Date: Mon, 7 Oct 1996 09:58:26 PDT
Reply-To: TWB2%Rates%FAR@GO50.COMP.PGE.COM
Sender: "SAS(r) Discussion" <SAS-L@UGA.CC.UGA.EDU>
From: TWB2%Rates%FAR@GO50.COMP.PGE.COM
Subject: Re: Indexing annoyance
Jay, I'll propose a tolerable approach:
DATA NEWA/VIEW=NEWA;
SET A;
BY ID DATE2;
RUN;
DATA FIRST;
MERGE NEWA(IN=A)
B(IN=B);
BY ID;
IF A AND B AND FIRST.ID;
RUN;
The view NEWA will use the index to set A in your desired order.

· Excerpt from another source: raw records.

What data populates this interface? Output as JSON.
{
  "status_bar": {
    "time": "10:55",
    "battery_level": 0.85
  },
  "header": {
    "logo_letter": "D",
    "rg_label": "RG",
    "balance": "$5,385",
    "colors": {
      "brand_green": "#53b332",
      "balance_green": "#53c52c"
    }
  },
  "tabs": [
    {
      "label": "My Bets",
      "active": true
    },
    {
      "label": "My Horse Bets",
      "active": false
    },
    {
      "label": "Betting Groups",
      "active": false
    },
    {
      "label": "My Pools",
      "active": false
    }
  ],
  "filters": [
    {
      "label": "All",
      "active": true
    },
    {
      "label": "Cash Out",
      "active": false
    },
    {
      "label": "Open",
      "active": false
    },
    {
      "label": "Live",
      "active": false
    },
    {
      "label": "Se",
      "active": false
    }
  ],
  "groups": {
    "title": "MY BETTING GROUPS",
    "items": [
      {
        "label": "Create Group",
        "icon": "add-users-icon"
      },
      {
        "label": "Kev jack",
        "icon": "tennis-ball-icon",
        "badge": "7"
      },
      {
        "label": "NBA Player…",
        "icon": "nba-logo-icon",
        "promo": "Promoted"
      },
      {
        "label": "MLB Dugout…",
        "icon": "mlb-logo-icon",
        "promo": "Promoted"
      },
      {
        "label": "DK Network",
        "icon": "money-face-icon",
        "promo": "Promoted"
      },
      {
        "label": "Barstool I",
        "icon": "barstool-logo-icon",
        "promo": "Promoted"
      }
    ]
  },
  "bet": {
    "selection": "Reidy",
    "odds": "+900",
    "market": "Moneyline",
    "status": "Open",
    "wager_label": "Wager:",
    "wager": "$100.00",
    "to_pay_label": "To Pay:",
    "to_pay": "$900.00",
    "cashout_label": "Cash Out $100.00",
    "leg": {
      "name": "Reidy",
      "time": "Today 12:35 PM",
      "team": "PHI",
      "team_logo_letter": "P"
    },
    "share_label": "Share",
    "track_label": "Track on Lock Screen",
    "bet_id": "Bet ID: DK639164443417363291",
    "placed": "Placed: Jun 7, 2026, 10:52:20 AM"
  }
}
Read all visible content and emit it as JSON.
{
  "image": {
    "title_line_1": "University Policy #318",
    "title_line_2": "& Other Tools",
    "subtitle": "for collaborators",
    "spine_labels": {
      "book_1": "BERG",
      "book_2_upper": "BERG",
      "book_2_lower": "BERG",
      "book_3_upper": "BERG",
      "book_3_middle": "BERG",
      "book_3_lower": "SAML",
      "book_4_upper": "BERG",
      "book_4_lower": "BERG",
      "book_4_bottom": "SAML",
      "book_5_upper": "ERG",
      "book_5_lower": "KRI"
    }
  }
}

Because it is
a view, you do not have the I/O of creating an intermediate dataset.
I must caution you, if your observation is small relative to your block size, it
is faster to sort than to use the index to read.
Tim Berryhill - Contract Programmer and General Wizard
TWB2@PGE.COM
Frequently at Pacific Gas & Electric Co., San Francisco
The correlation coefficient between their views and
my postings is slightly less than 0
----------------------[Reply - Original Message]----------------------
Suppose dataset A is sorted by var ID then by DATE1 within each ID;
it's also indexed by var ID then by var DATE2 within each ID. There
are multiple observations for each combination ID,DATE1 and each
combination ID,DATE2.
Dataset B contains just a short list of IDs, sorted by ID, with one
observation per ID.
Now I want to select the observations in A with the earliest value of
DATE2 for each ID that also appears in B. An obvious strategy is
something along the lines of:
data new; merge
a (in=ina)
b (in=inb);
by id;
if ina and inb and first.id;
The problem here is that the "natural" sort order of A will be used,
so that I'll end up with the earliest DATE1 instead of the earliest
DATE2. I need some way of specifying that SAS should use the index for
A instead of the sort order. I can of course use an extra sort or
datastep to make sure the cases are in the correct order, but this
seems to me (a) inelegant and (b) inefficient if A is large.